Iran understands this leverage perfectly. Tehran has spent years building influence along the shared border region of Balochistan. An unstable Balochistan is already Pakistan's biggest internal security nightmare, with separatist groups targeting Chinese investments and infrastructure projects. Iran can easily turn up the heat along the border, stretching the Pakistani military to its absolute breaking point.
Why Nuclear Deterrence Does Not Fix Financial Ruin
People often point to Pakistan's nuclear arsenal as the ultimate shield. It keeps India at bay, sure. But nuclear weapons are completely useless against inflation, food insecurity, and empty treasury vaults. You cannot bomb your way out of a balance-of-payments crisis.
The military leadership knows this. General Asim Munir has spent a significant amount of time traveling to Gulf capitals, trying to secure investments through the Special Investment Facilitation Council. The goal is to swap traditional debt for equity in state-owned enterprises, mines, and agricultural projects.
This economic desperation changes the dynamic completely. When you are begging for investments to keep the lights on, you don't get to dictate terms. The Saudis know exactly how much leverage they hold over Islamabad's ruling elite.
The Dangerous Reality of Foreign Military Commitments
The biggest mistake observers make is assuming Pakistan's military is a monolith that can easily project power abroad. Right now, the armed forces are tied down in an exhausting domestic campaign.
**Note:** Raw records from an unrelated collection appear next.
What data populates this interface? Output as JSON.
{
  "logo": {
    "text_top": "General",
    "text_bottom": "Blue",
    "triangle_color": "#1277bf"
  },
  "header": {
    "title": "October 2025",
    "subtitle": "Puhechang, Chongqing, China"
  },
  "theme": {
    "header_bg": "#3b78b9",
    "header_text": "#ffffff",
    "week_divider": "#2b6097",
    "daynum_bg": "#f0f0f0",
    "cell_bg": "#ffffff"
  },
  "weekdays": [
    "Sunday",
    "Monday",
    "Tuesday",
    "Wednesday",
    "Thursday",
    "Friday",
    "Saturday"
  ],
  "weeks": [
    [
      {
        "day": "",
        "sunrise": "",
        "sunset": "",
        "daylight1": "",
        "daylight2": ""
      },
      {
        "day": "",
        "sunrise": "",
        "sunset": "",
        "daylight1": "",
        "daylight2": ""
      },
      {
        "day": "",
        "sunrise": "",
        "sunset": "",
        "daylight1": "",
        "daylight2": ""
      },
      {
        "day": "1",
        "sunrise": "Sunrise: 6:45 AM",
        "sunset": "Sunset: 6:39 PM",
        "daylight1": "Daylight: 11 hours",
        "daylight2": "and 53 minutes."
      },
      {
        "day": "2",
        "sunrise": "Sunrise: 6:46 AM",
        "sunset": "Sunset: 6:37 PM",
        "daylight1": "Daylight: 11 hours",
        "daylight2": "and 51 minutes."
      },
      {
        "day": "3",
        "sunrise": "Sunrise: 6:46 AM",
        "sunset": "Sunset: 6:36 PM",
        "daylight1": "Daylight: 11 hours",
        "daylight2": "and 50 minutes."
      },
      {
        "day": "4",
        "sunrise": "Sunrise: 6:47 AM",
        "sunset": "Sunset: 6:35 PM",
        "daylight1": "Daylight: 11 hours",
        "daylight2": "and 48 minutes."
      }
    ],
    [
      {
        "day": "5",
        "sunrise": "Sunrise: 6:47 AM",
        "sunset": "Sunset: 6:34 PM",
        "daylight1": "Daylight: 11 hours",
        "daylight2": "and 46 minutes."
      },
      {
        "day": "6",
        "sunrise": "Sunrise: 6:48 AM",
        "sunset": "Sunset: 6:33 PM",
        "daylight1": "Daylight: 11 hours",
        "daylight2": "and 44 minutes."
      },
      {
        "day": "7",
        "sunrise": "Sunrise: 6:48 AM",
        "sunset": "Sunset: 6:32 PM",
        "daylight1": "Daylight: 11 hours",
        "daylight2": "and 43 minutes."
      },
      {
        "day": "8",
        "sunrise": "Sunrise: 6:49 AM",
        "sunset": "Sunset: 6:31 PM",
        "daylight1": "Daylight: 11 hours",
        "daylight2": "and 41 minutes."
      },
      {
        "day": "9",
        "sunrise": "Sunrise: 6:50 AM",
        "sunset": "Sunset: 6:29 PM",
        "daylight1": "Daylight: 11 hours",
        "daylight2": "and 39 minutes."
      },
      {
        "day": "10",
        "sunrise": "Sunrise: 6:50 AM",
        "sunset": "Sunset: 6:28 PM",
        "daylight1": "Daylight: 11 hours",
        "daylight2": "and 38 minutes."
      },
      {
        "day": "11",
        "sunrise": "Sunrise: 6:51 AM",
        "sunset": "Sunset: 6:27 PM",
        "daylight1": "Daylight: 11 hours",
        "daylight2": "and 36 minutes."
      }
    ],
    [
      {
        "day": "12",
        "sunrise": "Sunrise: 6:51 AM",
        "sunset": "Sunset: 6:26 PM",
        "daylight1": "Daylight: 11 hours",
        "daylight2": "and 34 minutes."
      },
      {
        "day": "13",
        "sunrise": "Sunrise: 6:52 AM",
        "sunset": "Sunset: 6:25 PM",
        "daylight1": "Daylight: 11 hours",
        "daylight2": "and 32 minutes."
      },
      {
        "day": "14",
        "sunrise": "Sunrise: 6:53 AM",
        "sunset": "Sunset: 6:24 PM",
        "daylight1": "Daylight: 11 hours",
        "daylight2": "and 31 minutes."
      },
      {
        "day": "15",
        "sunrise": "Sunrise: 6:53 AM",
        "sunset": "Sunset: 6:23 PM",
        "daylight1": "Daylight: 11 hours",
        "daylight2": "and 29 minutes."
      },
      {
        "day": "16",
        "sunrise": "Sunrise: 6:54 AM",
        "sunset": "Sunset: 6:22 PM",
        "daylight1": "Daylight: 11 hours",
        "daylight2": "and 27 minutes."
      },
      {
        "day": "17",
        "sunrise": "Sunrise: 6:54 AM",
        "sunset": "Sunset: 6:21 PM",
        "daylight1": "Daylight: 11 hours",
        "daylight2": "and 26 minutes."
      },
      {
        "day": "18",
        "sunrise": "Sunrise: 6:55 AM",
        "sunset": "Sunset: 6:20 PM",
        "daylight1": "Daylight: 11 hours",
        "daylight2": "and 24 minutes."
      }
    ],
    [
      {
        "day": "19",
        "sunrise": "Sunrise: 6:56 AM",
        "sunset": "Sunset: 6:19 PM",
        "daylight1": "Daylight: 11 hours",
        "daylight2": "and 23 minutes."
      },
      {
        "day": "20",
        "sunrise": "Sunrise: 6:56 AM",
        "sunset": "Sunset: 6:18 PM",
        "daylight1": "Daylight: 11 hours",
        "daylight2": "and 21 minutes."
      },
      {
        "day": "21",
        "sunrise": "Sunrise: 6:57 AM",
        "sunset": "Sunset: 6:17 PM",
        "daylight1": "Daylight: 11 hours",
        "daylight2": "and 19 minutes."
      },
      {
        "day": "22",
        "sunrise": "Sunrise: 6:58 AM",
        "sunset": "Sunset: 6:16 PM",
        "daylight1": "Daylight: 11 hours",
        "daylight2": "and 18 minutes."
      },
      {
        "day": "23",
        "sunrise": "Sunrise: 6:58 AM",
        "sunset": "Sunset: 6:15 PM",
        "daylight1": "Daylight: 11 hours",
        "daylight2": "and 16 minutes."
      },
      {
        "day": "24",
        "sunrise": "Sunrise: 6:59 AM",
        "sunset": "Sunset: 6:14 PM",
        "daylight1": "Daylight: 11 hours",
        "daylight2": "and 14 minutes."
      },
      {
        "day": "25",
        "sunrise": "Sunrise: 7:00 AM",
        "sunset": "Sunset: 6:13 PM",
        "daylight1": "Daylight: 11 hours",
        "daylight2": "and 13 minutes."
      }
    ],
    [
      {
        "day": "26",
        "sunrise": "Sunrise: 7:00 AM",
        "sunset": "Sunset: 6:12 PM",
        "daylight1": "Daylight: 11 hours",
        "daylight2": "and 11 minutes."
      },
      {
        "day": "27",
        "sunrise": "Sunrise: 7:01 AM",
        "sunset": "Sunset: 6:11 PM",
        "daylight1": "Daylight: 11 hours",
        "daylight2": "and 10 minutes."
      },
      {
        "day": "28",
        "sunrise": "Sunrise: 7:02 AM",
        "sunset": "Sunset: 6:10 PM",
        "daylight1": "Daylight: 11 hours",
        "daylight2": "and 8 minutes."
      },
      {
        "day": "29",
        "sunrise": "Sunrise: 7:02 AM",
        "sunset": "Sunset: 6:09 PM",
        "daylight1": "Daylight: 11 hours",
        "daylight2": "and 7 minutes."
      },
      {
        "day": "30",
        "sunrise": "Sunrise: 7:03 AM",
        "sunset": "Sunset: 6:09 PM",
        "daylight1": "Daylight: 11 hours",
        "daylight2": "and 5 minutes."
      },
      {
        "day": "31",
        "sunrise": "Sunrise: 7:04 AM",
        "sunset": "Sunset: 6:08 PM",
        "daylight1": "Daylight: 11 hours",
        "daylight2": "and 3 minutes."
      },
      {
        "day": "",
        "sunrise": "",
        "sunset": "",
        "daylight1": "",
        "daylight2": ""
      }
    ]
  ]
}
The security situation along the Afghan border has deteriorated rapidly since the Taliban returned to power in Kabul. The Tehrik-i-Taliban Pakistan conducts regular, deadly attacks against security personnel in Khyber Pakhtunkhwa. Meanwhile, Baloch separatists are scaling up their operations in the south. The army is fighting on multiple domestic fronts while trying to maintain a defensive posture along the Line of Control with India.
Sending a significant combat force to the Middle East would deplete domestic security reserves at the worst possible moment. It would leave critical borders exposed and give local militant groups the space they need to expand their territory.
How Pakistan Can Navigate the Middle East Pressure Cooker
Islamabad needs a radical shift in its foreign policy execution to survive this geopolitical crunch. The old strategy of trading military service for cash is a dead end that leads straight to sovereign ruin.
First, Pakistan must formalize strict legal boundaries for its military deployments abroad. Any troop presence in the Gulf must be explicitly restricted to internal security and training roles within Saudi borders. Active combat participation against regional states must be legally barred. This gives Pakistani diplomats a hard line to point to when pressure from Riyadh intensifies.
Second, the government must accelerate the diversification of its economic alliances. Relying exclusively on Gulf bailouts and Chinese loans creates a dangerous double dependency. Pakistan needs to aggressively expand trade ties with Central Asian republics and improve economic relations with the European Union to build a buffer against Middle Eastern economic shocks.
Finally, the state must secure its own western border through diplomatic engagement with Iran that bypasses regional proxy dynamics. Joint border markets and shared security protocols against Baloch separatist groups can create a mutual stake in stability. If Iran feels secure about its eastern flank, it has less incentive to destabilize Pakistan from within.
The era of easy money is over. Pakistan can no longer afford to act as the mercenary of the Islamic world. The country must prioritize its own survival over foreign obligations, even if that means facing short-term financial pain. The alternative is a multi-front war that the state is fundamentally unequipped to survive.